Jeux d’argent : 2019 commence mal pour certains marchés

L’année 2019 apporte son lot de déceptions, avec de nombreux changements législatifs et budgétaires qui n’enchanteront pas les pros des jeux d’argent.

En Europe, 2019 risque de ne pas être une bonne cuvée pour le secteur des jeux d’argent. Car plusieurs pays ont décidé de durcir leur législation, à partir du 1er janvier. Un début d’année difficile qui laisse présager le pire pour les joueurs de certains marchés européens. Mais aussi pour les opérateurs, puisque certaines taxes vont flamber.

L’Italie interdit la publicité pour les jeux d’argent

Le secteur des jeux d’argent est la bête noire du nouveau gouvernement italien. Qui n’a jamais caché sa volonté de le réformer, une fois élu. Sa première décision législative a donc été d’interdire les publicités promouvant ce genre d’activités. Conséquences : les annonces pour les jeux de hasard sont bannies depuis ce 1er janvier. Et ce, quel que soit le support (télévision, presse, radio, internet). Seule exception : la loterie nationale, évidemment.

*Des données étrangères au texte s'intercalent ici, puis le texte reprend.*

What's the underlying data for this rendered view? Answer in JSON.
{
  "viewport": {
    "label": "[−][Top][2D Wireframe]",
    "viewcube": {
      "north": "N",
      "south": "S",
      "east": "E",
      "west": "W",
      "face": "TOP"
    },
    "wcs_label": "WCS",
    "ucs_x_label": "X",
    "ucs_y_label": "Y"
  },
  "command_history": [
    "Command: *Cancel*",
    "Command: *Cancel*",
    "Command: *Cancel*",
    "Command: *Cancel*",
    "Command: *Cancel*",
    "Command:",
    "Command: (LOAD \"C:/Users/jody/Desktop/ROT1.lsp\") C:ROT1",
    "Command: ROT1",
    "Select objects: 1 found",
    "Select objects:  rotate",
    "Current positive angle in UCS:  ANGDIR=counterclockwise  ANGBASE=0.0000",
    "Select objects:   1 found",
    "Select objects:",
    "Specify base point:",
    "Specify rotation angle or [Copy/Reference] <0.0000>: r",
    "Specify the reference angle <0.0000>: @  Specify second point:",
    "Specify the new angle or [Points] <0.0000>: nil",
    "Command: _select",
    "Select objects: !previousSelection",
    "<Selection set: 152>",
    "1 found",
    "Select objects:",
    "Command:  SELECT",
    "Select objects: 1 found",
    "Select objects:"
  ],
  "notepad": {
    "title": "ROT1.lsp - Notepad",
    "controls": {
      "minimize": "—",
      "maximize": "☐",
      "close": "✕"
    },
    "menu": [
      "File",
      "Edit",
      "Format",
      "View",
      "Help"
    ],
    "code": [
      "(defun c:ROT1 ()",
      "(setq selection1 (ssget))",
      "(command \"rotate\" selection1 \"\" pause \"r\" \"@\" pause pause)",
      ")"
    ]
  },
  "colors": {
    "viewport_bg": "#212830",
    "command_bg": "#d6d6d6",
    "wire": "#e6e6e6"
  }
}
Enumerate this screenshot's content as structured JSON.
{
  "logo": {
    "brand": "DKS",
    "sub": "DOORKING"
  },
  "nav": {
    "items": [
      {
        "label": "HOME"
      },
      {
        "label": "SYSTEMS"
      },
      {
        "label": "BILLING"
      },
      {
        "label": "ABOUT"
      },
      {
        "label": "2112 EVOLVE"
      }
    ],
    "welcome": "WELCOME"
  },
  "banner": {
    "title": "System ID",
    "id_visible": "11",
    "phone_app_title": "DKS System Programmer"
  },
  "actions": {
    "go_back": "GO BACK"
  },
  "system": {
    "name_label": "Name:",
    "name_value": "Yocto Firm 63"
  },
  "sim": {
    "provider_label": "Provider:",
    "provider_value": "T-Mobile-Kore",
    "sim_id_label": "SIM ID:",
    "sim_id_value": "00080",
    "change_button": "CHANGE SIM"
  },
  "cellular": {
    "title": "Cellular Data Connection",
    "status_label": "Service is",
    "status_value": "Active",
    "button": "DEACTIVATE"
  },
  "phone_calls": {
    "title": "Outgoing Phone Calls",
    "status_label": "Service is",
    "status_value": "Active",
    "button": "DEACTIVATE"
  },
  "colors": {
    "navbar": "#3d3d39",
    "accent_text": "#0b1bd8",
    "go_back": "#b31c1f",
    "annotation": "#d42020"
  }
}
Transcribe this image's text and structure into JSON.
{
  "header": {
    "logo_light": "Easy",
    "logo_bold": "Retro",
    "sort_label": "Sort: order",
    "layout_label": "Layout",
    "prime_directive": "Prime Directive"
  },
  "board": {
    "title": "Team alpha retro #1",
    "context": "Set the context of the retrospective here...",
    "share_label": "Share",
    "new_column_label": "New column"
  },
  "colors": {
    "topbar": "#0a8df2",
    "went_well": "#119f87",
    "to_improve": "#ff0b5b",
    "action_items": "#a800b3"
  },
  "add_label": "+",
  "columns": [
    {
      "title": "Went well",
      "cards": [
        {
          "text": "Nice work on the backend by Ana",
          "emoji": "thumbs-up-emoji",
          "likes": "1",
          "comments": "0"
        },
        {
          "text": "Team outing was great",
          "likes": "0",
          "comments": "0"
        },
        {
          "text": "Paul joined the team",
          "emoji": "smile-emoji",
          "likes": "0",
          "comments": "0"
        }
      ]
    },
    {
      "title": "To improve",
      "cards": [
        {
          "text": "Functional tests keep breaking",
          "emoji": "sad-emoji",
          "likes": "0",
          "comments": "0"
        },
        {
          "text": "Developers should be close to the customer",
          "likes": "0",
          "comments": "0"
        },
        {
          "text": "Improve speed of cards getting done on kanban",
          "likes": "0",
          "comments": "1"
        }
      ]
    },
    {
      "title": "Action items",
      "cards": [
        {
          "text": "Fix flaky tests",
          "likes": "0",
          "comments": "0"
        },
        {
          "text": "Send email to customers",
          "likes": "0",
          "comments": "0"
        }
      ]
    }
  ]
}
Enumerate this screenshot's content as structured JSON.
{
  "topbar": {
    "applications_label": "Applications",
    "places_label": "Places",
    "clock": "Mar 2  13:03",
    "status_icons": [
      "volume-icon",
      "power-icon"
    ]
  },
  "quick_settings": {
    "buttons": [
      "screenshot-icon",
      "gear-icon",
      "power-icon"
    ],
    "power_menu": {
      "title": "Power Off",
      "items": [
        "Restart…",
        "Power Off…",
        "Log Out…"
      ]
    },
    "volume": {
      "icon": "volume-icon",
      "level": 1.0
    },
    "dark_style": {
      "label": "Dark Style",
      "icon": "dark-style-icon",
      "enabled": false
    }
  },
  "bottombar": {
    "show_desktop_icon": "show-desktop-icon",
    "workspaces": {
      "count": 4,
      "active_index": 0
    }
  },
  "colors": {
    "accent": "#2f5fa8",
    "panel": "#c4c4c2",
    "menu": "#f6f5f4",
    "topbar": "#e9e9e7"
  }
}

Mais ce n’est pas tout ! Les équipes sportives n’ont plus le droit d’être sponsorisées par des opérateurs de jeux. Une décision qui a soulevé de nombreuses protestations. Notamment du côté des clubs de football, dont les partenariats avec ces sociétés étaient très lucratifs. Et pour couronner le tout, la taxe passe de 20 à 25% pour les jeux de casino et de 22 à 24% pour les paris sportifs. De plus, les jeux de grattage au détail subiront une augmentation comprise entre 2 et 20%, selon le débit du revendeur.

La nouvelle loi suisse entre en vigueur

Depuis le 1er janvier est entrée en vigueur la nouvelle loi sur les jeux d’argent en Suisse. Votée au printemps dernier, avec plus de 70% des voix en sa faveur, cette nouvelle réglementation permet aux joueurs de poker amateurs d’organiser des tournois en dehors des structures traditionnelles. À condition de respecter certaines restrictions (comme le nombre de participants et le montant maximal des paris). Concernant les jeux en ligne, autorisés à partir de sites détenus exclusivement par des établissements suisses, le Conseil fédéral approfondira la question avant la fin du premier semestre. Et à partir du 1er juillet, les plateformes étrangères ne pourront plus proposer leurs services aux joueurs helvètes, alors systématiquement redirigés vers une page d’avertissement.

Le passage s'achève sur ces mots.